The information and technology ministry, which is working on a telemedicine project in collaboration with the Calcutta-based School of Tropical Medicine, today submitted a draft to the communications and information technology ministry.
It will be discussed with the health ministry and state governments before implementation of the telemedicine project.
“We have set up a project in association with the School of Tropical Medicine in Calcutta. This hospital is connected with three health centres at Cooch Behar and Howrah through a high-speed network. Patients can be checked by doctors from the school and get prescriptions at a normal fee to be charged by the service provider,” said B.S. Bedi, senior director in the department of information and technology, ministry of communications and information technology.
A special project for the Northeast in association with the Naga Hospital at Kohima has been proposed.
Among the suggestions is a network with a data speed of 384 kilobytes per second for telemedicine. At this speed, doctors at a specialised hospital anywhere in the country can examine patients even in far-flung areas of the Northeast or Jammu and Kashmir and prescribe medicines within a short span.
Another recommendation for “minimum data sets” — health records that an individual may not like to be made public for fear of commercial or security risk, but is absolutely essential for the practice of telemedicine — could stir a hornet’s nest.
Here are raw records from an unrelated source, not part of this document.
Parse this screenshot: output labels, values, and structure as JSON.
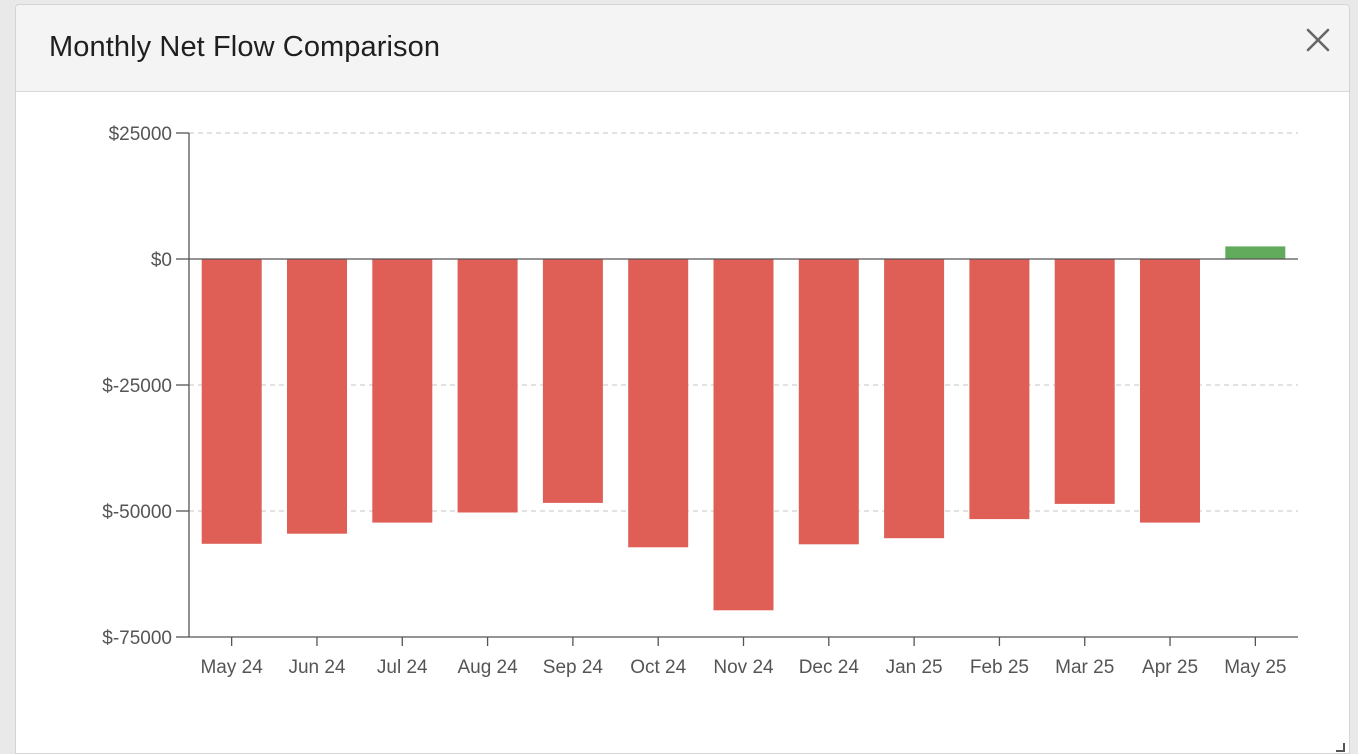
{
  "dialog": {
    "title": "Monthly Net Flow Comparison",
    "close_icon": "close-icon"
  },
  "chart_data": {
    "type": "bar",
    "categories": [
      "May 24",
      "Jun 24",
      "Jul 24",
      "Aug 24",
      "Sep 24",
      "Oct 24",
      "Nov 24",
      "Dec 24",
      "Jan 25",
      "Feb 25",
      "Mar 25",
      "Apr 25",
      "May 25"
    ],
    "values": [
      -56500,
      -54500,
      -52300,
      -50300,
      -48400,
      -57200,
      -69700,
      -56600,
      -55400,
      -51600,
      -48600,
      -52300,
      2500
    ],
    "ylim": [
      -75000,
      25000
    ],
    "yticks": [
      25000,
      0,
      -25000,
      -50000,
      -75000
    ],
    "ytick_labels": [
      "$25000",
      "$0",
      "$-25000",
      "$-50000",
      "$-75000"
    ],
    "title": "",
    "xlabel": "",
    "ylabel": "",
    "grid": true,
    "colors": {
      "negative": "#df5f57",
      "positive": "#63ab5c"
    }
  }
}
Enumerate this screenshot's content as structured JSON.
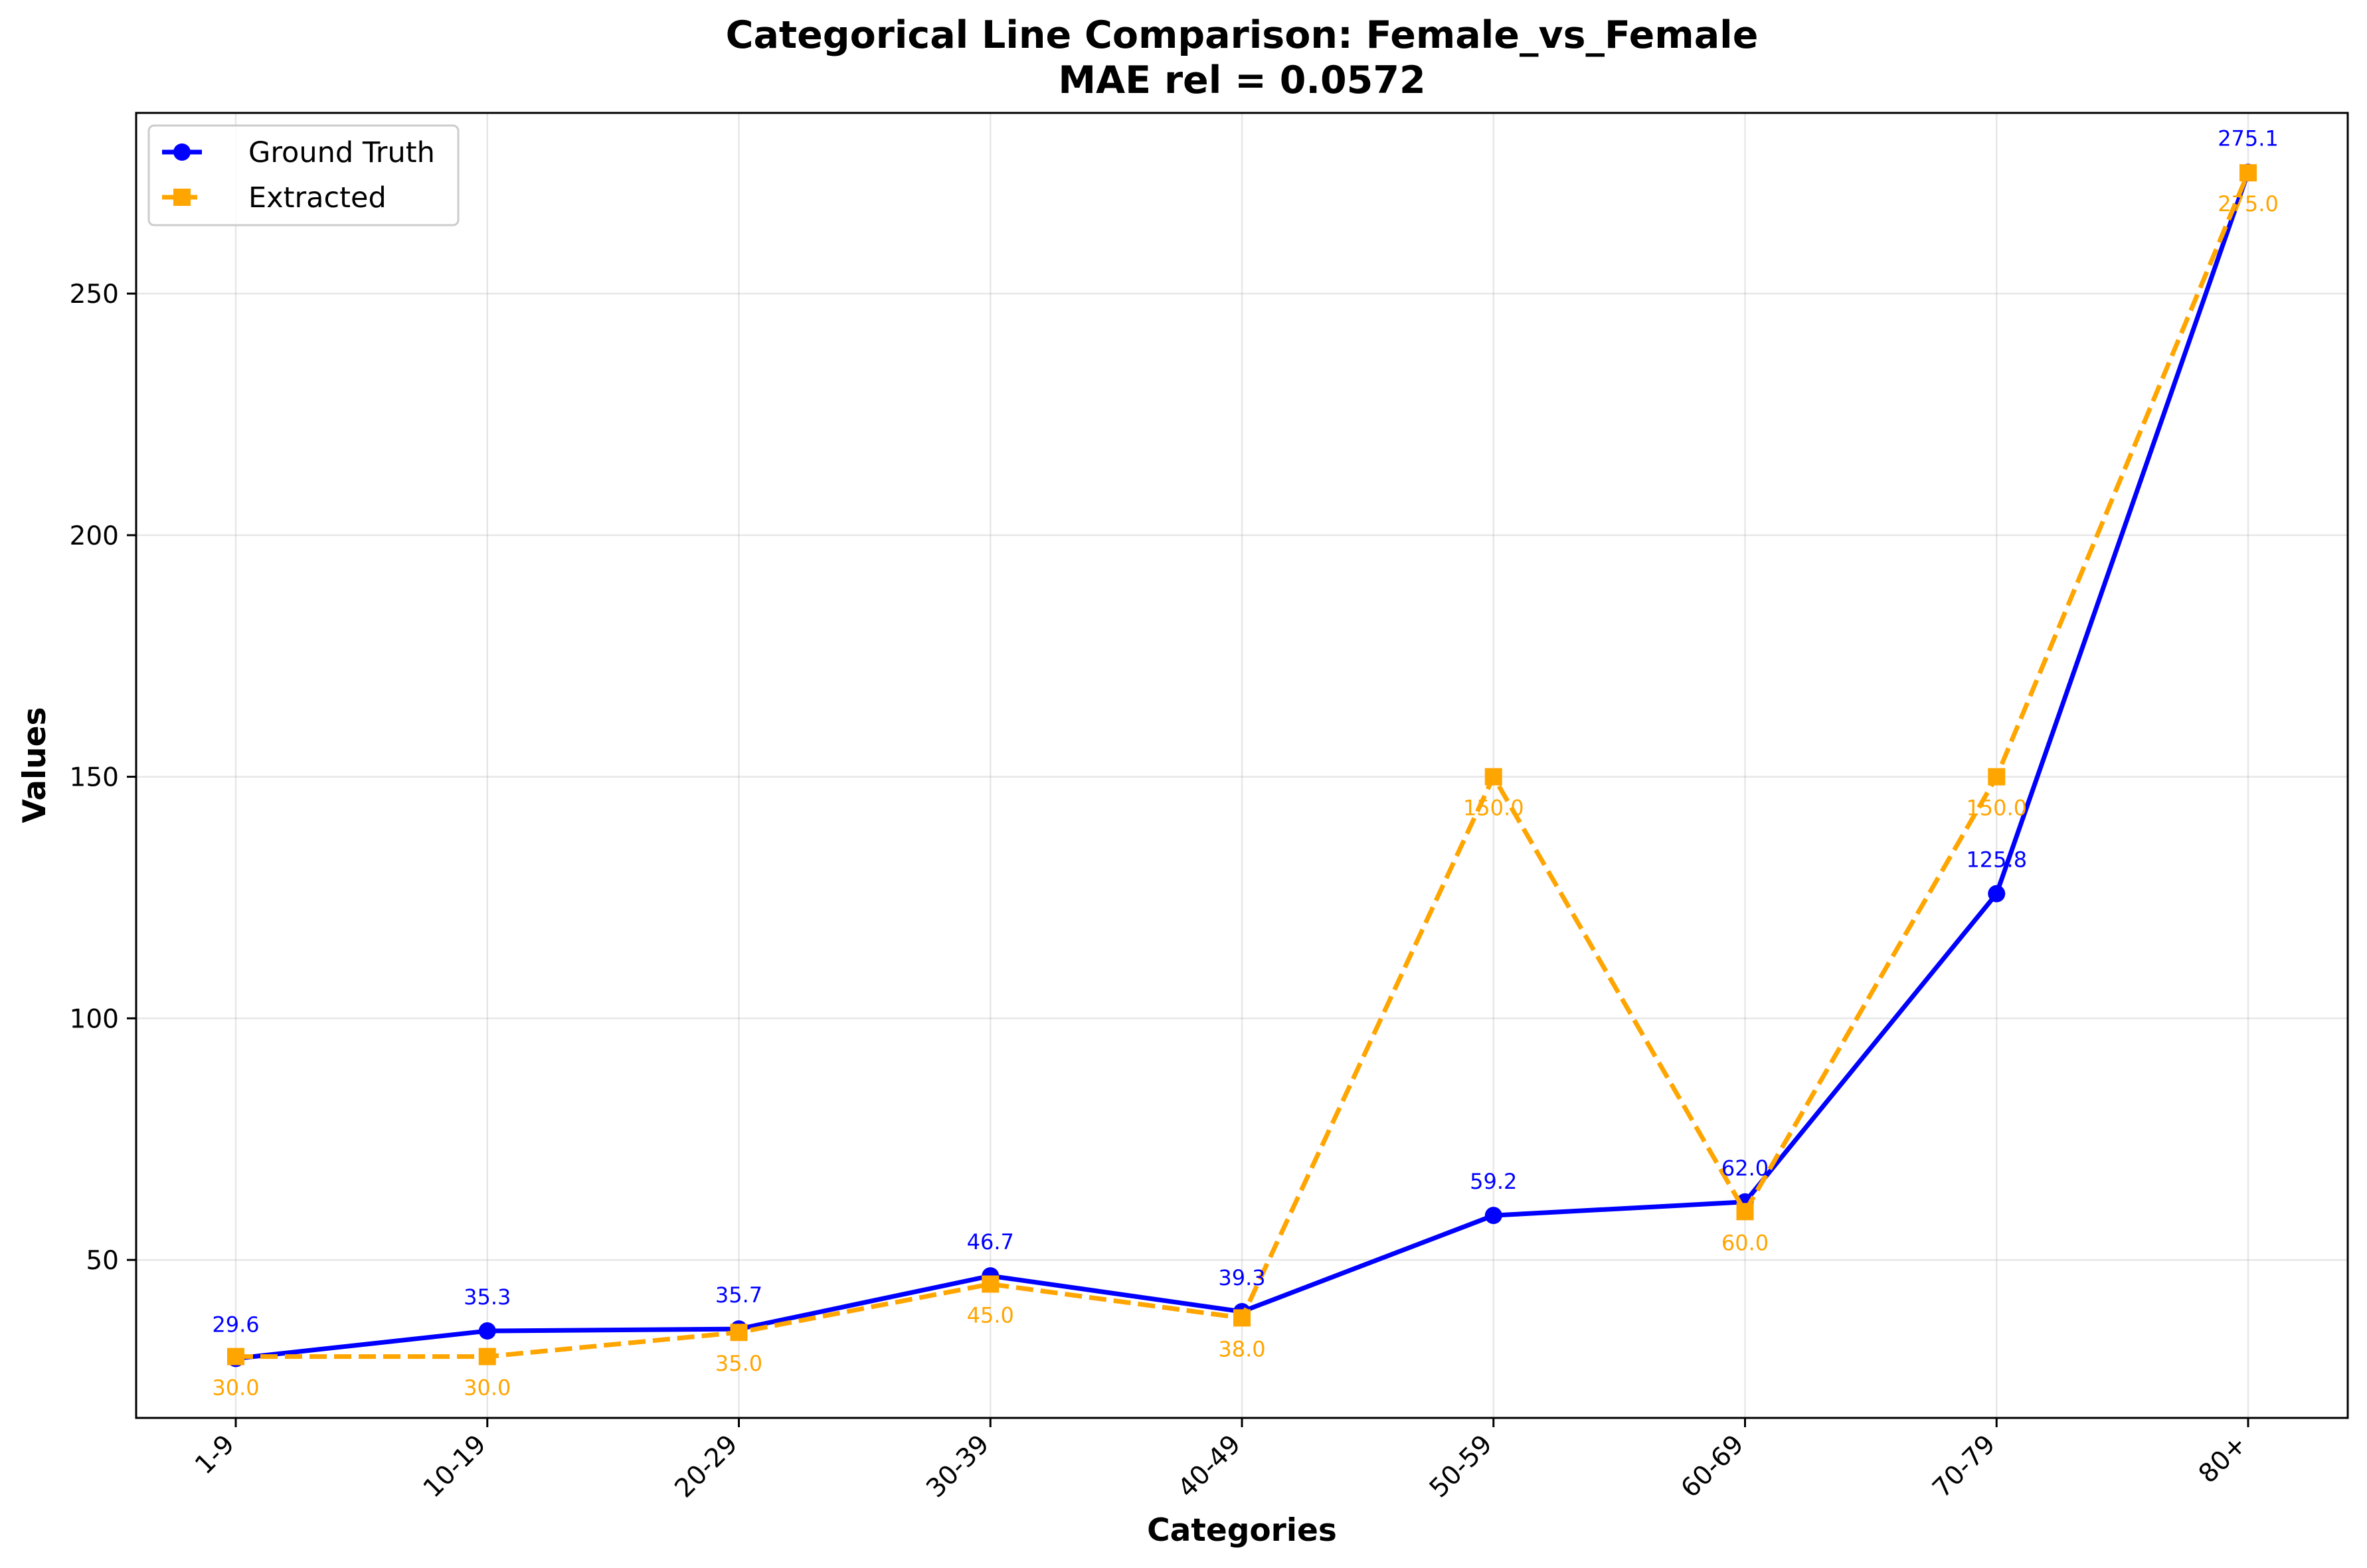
{
  "chart_data": {
    "type": "line",
    "title": "Categorical Line Comparison: Female_vs_Female",
    "subtitle": "MAE rel = 0.0572",
    "xlabel": "Categories",
    "ylabel": "Values",
    "categories": [
      "1-9",
      "10-19",
      "20-29",
      "30-39",
      "40-49",
      "50-59",
      "60-69",
      "70-79",
      "80+"
    ],
    "ylim": [
      17.3,
      287.4
    ],
    "yticks": [
      50,
      100,
      150,
      200,
      250
    ],
    "grid": true,
    "legend_position": "top-left",
    "series": [
      {
        "name": "Ground Truth",
        "color": "#0000ff",
        "line_style": "solid",
        "marker": "circle",
        "values": [
          29.6,
          35.3,
          35.7,
          46.7,
          39.3,
          59.2,
          62.0,
          125.8,
          275.1
        ],
        "labels": [
          "29.6",
          "35.3",
          "35.7",
          "46.7",
          "39.3",
          "59.2",
          "62.0",
          "125.8",
          "275.1"
        ]
      },
      {
        "name": "Extracted",
        "color": "#ffa500",
        "line_style": "dashed",
        "marker": "square",
        "values": [
          30.0,
          30.0,
          35.0,
          45.0,
          38.0,
          150.0,
          60.0,
          150.0,
          275.0
        ],
        "labels": [
          "30.0",
          "30.0",
          "35.0",
          "45.0",
          "38.0",
          "150.0",
          "60.0",
          "150.0",
          "275.0"
        ]
      }
    ]
  }
}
Sources in the IT ministry committee that submitted the draft said: “We had problems in finalising the details of minimum data sets. It is a controversial issue, as has been witnessed in the US and other European countries where telemedicine and health record keeping are at an advanced stage.”
The key problem in India is the lack of a data protection law. “In India, we do not have any data protection law. There is need for such a law as the data would be of immense commercial value to companies and the government. It is a sad situation where the Information Technology Act, 2000, defines the word ‘data’, but is silent on data protection,” said Pavan Duggal, advocate and an expert on cyber law.
A minimum data set is a widely accepted set of terms and definitions making up the core of data acquired for medical records. The panel has suggested that they should be based on two formats — one, common for all diseases and another, specific to some diseases.
In the first format, the data collected is standard across all diseases and conditions such as referrals and demographics.
Referral information includes details such as source of referral, referrer’s code, while demographic information will contain one’s family name, surname, permanent address, literary status, annual income and so on.
In the second, the data collected would be for specific diseases and conditions such as disease assessment, disease stage, risk factors, complications, treatment and outcomes.
Personal data is a very delicate issue and can be misused by anybody, like narrow religious outfits or by fly-by-night operators. Sensitive data can be classified as identification of racial and ethnic origin of an individual, political opinions, religious beliefs, membership of a trade union, physical or mental health conditions, sex life, criminal offences, criminal proceedings and convictions.
Communications and information technology minister Arun Shourie recently said: “We have formulated a draft on data protection and it would be circulated to the ministries concerned. We do not wish to hurry up as this is being examined by many countries in Europe.”
In the US, the Enactment of Data Protection Act, 1978, and the Health Insurance Portability And Accountability Act, 1996, not only stipulate the way for standardisation of format to maintain health records, but also lay down penalties for those misusing the data.